Capital always follows regulation and legislation.
All of the aforementioned large-scale financing deals, amounting to hundreds of millions of dollars, occurred after the U.S. Congress passed the Genius Act in July 2025.
I have always believed that the sluggish and slow progress of US crypto legislation before the bill was passed directly dampened investment enthusiasm in the industry; major institutions were unwilling to rashly deploy their businesses and build public blockchain infrastructure under the premise of an unclear regulatory outlook. Now that the regulations are clear, the industry landscape is changing.
No one can be certain whether these projects could have maintained their current valuations and completed large-scale fundraising without the protection of the Genius Act, but what is certain is that regulatory clarity has played a crucial role in their success.
For investors, the most important question to consider is: how much industry opportunity will the Clarity Act, a comprehensive market architecture bill for the crypto industry, unleash if it is successfully passed by Congress?
The Clarity Act has a much broader scope than the Genius Act, and since the final text is not yet finalized, it's impossible to accurately predict its impact. However, it's certain that asset tokenization and compliant financial infrastructure will be the biggest beneficiaries. I also hope that the final version of the bill will benefit decentralized finance and innovative token design, but we still need to wait for the official text to be released. The Clarity Act is worth everyone's continued attention.
Privacy protection may become a phenomenal core application.
Arc, Canton, and Tempo share a common feature, which is also the biggest difference between them and Ethereum and Solana: all three public chains have native built-in private transaction functionality.
As crypto assets gradually integrate into mainstream business scenarios, this design logic aligns perfectly with real-world needs. The openness and transparency of public blockchains, which are the cornerstone of trust, can become a weakness in commercial settings.

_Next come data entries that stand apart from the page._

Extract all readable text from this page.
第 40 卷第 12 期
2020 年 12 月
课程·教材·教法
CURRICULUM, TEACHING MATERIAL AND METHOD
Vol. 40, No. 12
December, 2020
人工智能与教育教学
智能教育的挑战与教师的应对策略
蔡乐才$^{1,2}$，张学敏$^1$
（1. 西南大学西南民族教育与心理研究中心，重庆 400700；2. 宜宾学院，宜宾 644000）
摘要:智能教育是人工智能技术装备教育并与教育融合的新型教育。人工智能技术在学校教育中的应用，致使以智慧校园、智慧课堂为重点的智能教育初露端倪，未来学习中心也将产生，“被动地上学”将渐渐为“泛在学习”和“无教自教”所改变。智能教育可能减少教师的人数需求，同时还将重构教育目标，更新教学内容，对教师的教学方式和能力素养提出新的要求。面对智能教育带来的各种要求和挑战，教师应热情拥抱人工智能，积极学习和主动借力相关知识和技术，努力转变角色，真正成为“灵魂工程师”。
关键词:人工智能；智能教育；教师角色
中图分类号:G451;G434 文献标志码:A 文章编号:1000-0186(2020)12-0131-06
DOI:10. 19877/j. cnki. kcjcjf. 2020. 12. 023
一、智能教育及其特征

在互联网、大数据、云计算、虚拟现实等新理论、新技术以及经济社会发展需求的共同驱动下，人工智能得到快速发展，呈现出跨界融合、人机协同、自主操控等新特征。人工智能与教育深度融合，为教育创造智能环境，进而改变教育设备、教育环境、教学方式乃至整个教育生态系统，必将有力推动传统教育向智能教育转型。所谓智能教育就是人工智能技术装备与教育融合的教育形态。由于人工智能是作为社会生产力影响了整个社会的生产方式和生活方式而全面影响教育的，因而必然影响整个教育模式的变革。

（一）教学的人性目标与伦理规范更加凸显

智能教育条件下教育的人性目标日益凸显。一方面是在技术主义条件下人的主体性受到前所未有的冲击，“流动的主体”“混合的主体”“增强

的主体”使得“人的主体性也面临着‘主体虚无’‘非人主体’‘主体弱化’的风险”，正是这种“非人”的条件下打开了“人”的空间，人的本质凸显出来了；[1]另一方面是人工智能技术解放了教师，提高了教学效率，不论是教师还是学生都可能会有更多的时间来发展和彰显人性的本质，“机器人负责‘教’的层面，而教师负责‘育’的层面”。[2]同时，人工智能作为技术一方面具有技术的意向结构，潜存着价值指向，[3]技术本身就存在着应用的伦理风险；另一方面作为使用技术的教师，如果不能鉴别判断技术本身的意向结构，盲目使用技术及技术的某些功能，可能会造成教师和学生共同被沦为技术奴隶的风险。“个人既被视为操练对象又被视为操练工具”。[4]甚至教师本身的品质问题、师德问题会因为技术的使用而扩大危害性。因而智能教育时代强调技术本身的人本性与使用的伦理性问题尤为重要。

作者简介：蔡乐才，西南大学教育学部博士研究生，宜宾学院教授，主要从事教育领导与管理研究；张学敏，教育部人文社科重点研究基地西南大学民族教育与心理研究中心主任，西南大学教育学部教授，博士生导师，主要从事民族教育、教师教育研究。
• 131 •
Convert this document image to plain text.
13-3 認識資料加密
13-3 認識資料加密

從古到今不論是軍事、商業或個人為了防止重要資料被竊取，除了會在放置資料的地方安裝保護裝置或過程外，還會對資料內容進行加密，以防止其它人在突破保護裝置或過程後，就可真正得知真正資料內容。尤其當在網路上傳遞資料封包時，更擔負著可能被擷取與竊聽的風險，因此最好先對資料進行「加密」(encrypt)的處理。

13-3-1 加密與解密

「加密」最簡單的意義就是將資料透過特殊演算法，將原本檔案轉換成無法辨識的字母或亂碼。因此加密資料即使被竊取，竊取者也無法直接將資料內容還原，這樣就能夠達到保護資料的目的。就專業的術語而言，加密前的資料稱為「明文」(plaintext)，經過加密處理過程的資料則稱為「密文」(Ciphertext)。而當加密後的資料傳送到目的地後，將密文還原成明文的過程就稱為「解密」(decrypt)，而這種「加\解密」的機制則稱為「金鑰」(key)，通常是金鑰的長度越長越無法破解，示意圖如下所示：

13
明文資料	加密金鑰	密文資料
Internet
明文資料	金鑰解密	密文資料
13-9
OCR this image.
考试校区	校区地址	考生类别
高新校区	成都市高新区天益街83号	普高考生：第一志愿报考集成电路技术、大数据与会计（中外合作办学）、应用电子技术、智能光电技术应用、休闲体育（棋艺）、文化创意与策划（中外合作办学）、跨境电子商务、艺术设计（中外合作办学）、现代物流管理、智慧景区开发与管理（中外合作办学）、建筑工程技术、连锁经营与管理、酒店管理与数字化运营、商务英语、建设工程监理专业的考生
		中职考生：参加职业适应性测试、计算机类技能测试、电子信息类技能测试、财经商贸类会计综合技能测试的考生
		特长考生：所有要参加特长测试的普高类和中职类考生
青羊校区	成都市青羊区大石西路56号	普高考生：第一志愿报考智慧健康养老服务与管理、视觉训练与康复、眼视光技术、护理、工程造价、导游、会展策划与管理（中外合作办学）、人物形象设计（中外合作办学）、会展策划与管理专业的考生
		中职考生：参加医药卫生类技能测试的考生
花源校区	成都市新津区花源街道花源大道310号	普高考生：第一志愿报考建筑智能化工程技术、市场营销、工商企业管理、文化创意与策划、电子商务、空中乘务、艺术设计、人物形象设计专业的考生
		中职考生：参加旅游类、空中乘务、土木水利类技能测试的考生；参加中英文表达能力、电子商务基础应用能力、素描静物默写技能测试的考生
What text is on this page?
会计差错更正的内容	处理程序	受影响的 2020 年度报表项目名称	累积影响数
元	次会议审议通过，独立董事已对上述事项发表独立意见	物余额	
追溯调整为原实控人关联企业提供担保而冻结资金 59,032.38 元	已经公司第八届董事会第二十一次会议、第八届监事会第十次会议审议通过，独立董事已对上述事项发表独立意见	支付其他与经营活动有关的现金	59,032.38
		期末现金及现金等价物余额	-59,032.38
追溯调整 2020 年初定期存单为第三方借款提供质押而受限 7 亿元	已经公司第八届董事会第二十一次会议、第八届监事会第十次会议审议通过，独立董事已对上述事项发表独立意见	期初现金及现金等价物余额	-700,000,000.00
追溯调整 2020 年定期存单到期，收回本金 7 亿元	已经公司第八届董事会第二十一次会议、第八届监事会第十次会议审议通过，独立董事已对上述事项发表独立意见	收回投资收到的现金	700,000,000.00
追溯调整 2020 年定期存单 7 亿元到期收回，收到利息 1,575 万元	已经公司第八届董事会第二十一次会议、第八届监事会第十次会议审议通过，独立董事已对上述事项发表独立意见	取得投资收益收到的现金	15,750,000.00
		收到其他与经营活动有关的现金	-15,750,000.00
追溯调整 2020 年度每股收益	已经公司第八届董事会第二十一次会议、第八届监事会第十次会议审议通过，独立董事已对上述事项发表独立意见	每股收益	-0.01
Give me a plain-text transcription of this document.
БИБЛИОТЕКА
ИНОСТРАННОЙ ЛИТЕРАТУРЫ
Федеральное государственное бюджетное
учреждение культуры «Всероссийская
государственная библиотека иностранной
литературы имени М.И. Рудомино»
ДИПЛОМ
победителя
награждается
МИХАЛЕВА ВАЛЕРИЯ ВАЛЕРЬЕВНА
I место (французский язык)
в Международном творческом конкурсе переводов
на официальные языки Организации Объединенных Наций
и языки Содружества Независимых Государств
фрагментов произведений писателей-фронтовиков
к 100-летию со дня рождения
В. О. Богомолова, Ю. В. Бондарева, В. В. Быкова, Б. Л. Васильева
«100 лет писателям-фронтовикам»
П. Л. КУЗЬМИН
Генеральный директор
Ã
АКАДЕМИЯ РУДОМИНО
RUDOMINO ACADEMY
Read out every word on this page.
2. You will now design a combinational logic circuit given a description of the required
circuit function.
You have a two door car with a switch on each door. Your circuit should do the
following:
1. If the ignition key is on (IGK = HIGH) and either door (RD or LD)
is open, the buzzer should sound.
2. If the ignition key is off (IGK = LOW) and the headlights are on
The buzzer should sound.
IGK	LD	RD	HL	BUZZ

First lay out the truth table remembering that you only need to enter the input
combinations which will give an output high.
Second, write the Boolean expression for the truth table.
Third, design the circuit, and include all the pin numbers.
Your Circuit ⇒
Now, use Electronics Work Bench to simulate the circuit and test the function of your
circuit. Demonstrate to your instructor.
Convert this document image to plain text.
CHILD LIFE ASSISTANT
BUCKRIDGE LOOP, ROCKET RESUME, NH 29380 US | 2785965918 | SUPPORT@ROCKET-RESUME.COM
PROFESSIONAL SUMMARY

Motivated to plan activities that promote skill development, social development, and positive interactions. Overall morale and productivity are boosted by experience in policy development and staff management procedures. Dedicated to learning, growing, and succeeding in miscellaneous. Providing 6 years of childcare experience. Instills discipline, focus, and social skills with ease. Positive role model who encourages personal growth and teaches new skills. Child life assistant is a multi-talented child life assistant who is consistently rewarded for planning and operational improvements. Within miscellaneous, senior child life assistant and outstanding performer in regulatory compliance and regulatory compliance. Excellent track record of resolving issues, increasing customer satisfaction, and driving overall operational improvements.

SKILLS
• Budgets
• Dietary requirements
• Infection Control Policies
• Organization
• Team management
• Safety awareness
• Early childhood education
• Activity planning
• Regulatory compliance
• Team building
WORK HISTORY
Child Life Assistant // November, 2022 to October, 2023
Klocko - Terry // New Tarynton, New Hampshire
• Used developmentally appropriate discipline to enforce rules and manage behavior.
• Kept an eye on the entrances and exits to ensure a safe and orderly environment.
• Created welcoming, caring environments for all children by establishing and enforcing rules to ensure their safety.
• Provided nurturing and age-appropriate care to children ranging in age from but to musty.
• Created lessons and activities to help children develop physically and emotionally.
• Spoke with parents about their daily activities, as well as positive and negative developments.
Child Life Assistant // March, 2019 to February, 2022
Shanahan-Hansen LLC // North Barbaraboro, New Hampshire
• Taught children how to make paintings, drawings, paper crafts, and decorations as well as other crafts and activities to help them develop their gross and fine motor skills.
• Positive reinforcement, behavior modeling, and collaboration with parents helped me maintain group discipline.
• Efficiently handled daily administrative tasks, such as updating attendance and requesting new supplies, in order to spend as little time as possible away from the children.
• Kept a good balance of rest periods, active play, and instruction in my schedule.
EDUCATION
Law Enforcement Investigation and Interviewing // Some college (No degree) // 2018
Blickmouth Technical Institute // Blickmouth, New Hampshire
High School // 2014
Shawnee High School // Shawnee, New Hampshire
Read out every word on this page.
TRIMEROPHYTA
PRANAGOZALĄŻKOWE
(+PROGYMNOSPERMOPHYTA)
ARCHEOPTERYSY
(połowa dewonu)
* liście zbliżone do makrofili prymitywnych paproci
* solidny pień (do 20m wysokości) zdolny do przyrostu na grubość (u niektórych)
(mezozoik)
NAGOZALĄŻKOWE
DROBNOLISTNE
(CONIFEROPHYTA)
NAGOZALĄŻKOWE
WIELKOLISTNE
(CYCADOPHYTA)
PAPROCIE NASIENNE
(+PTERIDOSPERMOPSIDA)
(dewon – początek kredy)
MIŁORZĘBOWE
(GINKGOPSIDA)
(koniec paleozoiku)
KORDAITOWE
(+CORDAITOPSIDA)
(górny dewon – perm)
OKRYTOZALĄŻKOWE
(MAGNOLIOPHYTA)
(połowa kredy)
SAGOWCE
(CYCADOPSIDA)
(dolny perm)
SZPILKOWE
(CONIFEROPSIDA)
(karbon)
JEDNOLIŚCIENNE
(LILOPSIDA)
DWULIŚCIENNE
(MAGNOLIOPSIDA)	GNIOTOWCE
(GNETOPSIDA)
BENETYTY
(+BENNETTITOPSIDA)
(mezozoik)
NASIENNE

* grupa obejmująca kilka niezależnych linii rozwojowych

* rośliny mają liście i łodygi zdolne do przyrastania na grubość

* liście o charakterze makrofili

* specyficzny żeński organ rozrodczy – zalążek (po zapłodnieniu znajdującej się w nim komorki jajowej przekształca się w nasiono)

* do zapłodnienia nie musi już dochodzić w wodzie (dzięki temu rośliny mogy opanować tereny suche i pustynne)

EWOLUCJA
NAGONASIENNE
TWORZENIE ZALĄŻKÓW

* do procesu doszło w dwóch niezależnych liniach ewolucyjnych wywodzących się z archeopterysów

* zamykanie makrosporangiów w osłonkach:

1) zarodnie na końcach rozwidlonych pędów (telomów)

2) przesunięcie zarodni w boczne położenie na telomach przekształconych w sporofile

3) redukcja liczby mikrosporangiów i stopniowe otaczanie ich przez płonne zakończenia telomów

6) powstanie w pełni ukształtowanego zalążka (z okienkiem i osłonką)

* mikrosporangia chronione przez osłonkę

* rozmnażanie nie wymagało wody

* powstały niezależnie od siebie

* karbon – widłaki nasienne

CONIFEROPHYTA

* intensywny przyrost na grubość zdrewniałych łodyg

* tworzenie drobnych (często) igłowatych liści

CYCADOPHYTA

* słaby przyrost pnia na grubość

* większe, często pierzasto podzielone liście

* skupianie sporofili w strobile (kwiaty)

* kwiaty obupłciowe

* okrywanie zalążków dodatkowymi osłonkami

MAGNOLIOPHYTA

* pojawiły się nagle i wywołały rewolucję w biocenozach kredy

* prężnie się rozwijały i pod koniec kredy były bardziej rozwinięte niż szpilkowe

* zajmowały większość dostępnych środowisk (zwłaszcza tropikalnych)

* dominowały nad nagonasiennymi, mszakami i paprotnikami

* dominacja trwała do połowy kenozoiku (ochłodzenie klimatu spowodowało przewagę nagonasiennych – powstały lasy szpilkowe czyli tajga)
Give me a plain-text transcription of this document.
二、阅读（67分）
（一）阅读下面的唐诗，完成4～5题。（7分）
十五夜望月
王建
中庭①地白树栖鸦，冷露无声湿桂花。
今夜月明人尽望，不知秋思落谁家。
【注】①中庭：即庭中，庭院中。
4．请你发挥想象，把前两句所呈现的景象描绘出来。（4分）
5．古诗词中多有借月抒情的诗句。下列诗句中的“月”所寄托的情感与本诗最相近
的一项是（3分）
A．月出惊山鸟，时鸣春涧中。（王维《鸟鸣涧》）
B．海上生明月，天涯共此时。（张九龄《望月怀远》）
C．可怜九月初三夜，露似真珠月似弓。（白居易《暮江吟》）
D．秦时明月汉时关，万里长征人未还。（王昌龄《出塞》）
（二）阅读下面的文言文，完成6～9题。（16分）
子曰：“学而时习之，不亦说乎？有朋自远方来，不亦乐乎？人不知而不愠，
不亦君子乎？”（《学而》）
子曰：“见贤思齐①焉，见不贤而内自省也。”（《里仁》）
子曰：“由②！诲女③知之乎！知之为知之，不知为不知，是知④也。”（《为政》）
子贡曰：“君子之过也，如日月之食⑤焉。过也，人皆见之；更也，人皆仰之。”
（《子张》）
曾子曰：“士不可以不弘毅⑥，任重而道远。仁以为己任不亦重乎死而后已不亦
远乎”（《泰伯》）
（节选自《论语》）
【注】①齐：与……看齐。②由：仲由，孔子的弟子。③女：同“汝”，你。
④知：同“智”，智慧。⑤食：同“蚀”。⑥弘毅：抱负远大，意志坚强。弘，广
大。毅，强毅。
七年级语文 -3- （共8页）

Businesses are unwilling to make every unfinished transaction publicly available online, and professionals don't want their pay stubs to be freely accessed by anyone through blockchain explorers. In this situation, transparency is no longer an advantage, but rather a real pain point.
Even the most ardent supporters of blockchain transparency have to admit that the business world inherently requires a degree of privacy and information confidentiality. These three emerging public blockchains have privacy features pre-designed from the ground up, precisely addressing the real needs of traditional institutions. Recent rounds of high-value funding further confirm that this path is absolutely on the right track.
Traditional giants have officially entered the fray, joining the competition.
What makes Arc, Canton, and Tempo truly unique is that they are backed by top-tier corporations and financial institutions.
- Arc was primarily developed by the publicly traded company Circle.
- Canton's investors include Wall Street giants such as Goldman Sachs, Citadel, DTCC, Nasdaq, BNY Mellon, S&P Global, and Virtu.
- Tempo is a joint venture between payment giant Stripe and crypto venture capital firm Paradigm, with Anthropic, Deutsche Bank, Revolut, Shopify, Visa, and OpenAI all involved in the project's architecture design.
In contrast, established public blockchains are quite different: Ethereum was founded by a 19-year-old college dropout on a Bitcoin forum, while Solana was conceived by a Qualcomm engineer in a flash of inspiration.
Of course, this doesn't mean traditional giants will necessarily win; in fact, I personally have a more long-term positive outlook on native crypto projects. However, it's undeniable that the entry of banks and large tech companies will bring more substantial capital, stronger implementation capabilities, and more professional and standardized operations to the industry.
Competition and cooperation among peers will drive growth. I believe that with the two-way competition between giants and native projects, the innovation speed and development boundaries of the entire crypto industry will be further expanded.
After all, only through competition and cooperation can progress be achieved.